2/ La fonte des sols gelés du permafrost de Sibérie ou du Grand Nord
canadien libère dans l’atmosphère des nuages de méthane dont l’effet de
serre est 22 000 fois supérieur à celui du CO2.
3/ L’augmentation de la teneur de l’atmosphère en vapeur d’eau,
consécutive aux deux mécanismes précédents, contribue à son tour à
augmenter l’effet de serre qui augmente à son tour les températures.
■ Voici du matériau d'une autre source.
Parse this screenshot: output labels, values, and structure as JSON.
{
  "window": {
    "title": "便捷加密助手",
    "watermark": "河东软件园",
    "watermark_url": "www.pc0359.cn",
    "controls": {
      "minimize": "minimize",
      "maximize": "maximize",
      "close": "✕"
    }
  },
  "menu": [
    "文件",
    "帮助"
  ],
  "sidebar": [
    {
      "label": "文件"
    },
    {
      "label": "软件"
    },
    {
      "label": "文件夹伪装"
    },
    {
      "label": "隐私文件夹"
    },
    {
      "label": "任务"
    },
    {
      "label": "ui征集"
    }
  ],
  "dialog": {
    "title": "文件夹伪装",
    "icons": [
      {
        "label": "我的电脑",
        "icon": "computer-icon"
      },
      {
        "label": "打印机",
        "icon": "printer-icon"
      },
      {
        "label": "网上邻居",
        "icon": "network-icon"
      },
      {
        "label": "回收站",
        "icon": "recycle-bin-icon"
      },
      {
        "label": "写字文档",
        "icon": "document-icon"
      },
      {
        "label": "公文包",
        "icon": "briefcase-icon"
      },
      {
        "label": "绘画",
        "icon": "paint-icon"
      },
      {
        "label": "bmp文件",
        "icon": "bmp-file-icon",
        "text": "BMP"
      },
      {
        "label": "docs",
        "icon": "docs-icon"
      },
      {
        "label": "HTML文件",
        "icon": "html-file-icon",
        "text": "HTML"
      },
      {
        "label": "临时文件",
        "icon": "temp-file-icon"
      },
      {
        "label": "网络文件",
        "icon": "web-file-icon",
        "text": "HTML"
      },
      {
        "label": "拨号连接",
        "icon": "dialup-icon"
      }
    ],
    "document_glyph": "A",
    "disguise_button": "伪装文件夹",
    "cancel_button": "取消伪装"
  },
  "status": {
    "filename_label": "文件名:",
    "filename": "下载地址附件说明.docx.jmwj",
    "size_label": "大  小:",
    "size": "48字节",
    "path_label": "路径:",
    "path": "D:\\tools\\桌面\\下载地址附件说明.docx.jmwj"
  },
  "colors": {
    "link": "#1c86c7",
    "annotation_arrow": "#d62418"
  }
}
Parallèlement, 3 systèmes de régulation naturels vont cesser de jouer
leur rôle :
1/ La forêt mondiale rétrécit chaque année au profit, par exemple, de
champs de soja (au Brésil), de plantations de palme pour faire de l’huile
(à Bornéo), du trafic de Coltan (en Afrique centrale) ou de constructions
urbaines (partout dans le monde).
2/ La capacité de l’océan à absorber les surplus de CO2 contenus dans
l’air est proche de la saturation. Une fois que l’eau d’Évian (plate) aura
été transformée en eau de Badoit (avec des bulles) et que les océans
ressembleront à des bouteilles d’Orangina, il n’y aura plus grand-chose à
espérer de ce côté-là.
3/ On ne peut pas en demander toujours plus au plancton comme à
n’importe quel contribuable français. Aujourd’hui il est proche de l’indi-
gestion. Il ne parvient plus à jouer son rôle traditionnel de convertisseur
du CO2 gazeux de l’air en molécules solides de calcaires cristallisées sous
forme de mini coquillages. Après le réveillon, on a besoin de jeûner. C’est
une question d’hygiène et d’équilibre, même si le ramadan du plancton
n’est pas pour notre espèce du meilleur augure.